Rodríguez hizo el viaje a Aguililla disfrazado de trabajador de una empresa de mudanzas. “Mis padres se fueron por su lado, para no darles problemas. Y el jefe de la mudanza me pidió mis credenciales y las rompió. Me dijo, ‘si preguntan, no sabes leer’. Y así salimos”. Cruzaron varios retenes, pero el disfraz dio el pego y llegaron a Aguililla sin demasiados sobresaltos. Entonces, la carretera era de tierra, pero al menos podían circular sin preocuparse de los retenes de los grupos criminales. Una vez instalados alí, Rodríguez entró a trabajar con su padre, cuya labor consistió durante años en dar mantenimiento a la pista de tierra que comunicaba, ya entonces, Aguililla con Apatzingán. El resto es historia. Se casó, tuvo hijos, adoptó a una niña, aprendió a cocinar carnitas con su suegra, se olvidó del comunismo, centró su vida en salir adelante.
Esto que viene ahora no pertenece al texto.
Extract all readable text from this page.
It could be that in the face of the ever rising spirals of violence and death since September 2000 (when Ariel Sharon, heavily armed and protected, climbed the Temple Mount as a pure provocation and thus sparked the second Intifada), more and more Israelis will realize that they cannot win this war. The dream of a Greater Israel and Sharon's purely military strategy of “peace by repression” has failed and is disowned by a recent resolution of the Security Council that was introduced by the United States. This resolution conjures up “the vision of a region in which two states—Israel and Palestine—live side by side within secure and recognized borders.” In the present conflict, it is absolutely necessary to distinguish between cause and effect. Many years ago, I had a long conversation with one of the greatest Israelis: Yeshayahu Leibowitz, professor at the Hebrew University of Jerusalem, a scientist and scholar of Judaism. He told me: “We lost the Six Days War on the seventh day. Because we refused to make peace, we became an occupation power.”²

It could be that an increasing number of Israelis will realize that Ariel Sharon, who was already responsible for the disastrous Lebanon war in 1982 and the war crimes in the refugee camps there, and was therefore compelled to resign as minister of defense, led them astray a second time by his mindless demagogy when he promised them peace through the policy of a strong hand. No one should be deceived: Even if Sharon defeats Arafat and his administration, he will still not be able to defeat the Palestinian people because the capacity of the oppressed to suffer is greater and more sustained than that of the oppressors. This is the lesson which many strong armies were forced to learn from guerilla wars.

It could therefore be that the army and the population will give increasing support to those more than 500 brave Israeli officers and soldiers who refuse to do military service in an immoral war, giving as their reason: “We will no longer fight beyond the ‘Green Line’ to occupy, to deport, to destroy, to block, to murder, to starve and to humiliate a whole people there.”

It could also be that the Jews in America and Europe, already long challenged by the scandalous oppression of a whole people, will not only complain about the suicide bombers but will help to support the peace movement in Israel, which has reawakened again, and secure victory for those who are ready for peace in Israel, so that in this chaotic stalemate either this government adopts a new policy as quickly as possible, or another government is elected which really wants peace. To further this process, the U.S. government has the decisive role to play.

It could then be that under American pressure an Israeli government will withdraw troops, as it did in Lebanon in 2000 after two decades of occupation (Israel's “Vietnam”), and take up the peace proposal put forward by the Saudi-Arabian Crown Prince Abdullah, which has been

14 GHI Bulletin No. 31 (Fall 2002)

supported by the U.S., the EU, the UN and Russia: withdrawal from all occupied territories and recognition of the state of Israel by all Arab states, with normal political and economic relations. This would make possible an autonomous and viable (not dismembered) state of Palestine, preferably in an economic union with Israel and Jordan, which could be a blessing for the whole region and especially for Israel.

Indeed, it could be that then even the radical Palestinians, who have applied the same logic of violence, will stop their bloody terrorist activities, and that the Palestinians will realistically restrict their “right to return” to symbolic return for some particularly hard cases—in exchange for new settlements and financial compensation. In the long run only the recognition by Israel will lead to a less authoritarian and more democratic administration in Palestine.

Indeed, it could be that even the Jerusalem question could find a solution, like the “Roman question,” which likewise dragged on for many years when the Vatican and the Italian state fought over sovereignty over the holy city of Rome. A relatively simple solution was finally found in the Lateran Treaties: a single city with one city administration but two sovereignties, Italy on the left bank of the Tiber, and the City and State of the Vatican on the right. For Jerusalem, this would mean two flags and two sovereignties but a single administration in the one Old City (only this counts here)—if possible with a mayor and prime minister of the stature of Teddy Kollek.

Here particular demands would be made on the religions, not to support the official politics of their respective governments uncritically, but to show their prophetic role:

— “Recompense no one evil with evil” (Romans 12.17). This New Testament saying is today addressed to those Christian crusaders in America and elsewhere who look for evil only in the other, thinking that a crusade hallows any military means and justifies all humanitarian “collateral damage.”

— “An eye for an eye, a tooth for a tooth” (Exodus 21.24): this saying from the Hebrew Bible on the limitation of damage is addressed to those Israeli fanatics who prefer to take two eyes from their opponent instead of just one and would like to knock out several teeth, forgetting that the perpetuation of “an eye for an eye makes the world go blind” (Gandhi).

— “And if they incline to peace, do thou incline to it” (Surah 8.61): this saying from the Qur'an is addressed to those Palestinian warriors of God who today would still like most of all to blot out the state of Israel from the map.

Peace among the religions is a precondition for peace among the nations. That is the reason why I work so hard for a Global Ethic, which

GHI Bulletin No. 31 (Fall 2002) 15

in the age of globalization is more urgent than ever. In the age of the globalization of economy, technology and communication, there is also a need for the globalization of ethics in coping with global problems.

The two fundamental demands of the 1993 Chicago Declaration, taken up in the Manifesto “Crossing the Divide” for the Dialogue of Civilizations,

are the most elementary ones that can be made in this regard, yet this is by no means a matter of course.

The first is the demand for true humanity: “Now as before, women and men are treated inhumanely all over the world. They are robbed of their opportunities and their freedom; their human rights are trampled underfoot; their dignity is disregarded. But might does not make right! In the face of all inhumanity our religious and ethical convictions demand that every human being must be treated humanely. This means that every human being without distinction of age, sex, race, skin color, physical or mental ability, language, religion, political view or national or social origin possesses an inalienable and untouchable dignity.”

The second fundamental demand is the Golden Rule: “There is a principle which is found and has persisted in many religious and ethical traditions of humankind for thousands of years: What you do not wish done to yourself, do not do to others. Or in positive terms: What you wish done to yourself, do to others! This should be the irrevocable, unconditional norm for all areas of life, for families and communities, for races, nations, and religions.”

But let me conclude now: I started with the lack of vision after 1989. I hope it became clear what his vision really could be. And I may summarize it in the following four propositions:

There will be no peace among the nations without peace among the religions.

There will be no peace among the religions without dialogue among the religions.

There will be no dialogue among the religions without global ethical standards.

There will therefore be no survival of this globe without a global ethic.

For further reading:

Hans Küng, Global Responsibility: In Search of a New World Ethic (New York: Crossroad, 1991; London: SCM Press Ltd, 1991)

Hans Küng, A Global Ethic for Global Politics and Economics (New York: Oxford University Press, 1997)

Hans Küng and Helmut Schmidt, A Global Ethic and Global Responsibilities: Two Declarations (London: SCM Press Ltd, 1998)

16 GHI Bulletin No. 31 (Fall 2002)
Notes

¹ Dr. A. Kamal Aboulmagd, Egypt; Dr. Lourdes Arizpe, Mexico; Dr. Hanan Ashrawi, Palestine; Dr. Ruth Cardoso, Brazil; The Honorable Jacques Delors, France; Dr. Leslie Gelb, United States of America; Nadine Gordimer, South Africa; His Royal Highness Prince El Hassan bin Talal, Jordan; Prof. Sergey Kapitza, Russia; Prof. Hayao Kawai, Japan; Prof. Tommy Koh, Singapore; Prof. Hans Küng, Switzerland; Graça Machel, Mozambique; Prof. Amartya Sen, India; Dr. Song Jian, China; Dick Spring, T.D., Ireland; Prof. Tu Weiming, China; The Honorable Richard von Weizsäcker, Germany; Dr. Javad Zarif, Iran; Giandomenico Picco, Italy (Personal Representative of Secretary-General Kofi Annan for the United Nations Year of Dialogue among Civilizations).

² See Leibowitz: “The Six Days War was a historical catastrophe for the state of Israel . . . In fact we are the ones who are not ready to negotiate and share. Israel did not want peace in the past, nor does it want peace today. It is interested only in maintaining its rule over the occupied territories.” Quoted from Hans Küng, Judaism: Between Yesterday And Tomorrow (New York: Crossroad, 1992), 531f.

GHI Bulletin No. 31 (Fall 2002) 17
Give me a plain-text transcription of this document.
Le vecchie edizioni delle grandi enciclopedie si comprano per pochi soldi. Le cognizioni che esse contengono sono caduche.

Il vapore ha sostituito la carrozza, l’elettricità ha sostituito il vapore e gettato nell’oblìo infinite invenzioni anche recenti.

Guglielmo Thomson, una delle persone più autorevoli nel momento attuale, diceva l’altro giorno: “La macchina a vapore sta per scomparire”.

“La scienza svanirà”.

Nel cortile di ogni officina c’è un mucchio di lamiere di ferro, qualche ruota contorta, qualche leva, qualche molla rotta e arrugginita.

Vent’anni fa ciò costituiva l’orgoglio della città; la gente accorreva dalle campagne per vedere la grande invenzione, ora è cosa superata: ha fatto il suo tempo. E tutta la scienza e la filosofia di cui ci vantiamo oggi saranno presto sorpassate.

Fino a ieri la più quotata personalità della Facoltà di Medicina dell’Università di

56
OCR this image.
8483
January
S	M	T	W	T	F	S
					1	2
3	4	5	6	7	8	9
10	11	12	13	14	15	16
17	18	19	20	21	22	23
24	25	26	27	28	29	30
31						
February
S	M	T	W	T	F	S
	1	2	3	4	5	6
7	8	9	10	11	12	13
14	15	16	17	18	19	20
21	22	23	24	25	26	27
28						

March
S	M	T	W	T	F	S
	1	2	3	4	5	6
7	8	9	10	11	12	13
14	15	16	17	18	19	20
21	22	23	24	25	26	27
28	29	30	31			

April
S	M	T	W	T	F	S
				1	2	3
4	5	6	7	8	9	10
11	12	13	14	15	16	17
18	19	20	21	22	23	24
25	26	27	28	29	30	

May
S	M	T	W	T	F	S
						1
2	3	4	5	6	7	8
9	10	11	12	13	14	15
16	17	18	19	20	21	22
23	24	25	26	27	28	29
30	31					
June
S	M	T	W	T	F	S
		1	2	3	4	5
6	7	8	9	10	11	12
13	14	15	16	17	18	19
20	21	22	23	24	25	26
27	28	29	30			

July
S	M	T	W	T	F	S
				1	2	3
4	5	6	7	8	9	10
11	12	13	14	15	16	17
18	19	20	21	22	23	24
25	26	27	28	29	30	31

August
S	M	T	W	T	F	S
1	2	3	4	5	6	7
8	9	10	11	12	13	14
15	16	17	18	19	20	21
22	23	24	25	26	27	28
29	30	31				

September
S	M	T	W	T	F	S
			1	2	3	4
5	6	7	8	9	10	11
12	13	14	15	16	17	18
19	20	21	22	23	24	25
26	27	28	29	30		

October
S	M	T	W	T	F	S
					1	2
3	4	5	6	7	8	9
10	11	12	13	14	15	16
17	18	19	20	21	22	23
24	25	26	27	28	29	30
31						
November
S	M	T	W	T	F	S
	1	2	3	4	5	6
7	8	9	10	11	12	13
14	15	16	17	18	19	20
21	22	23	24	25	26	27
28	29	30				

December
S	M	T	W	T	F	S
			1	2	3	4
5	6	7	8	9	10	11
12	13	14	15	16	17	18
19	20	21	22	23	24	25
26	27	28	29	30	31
Como un acordeón, los años que han pasado desde entonces se pliegan unos sobre otros. Rodríguez rescata titulares de los hechos importantes. Su mujer murió hace ya unos años y ahora sus hijos han crecido. Uno está en la frontera, la niña y su pareja pidieron y consiguieron refugio en Estados Unidos. Solo uno se quedó en Aguililla, un hijo que le ha hecho abuelo. “Si no fuera por el nietecito ya me hubiera marchado”, cuenta. “¿Qué iba a estar yo haciendo aquí más que estar recordando?”.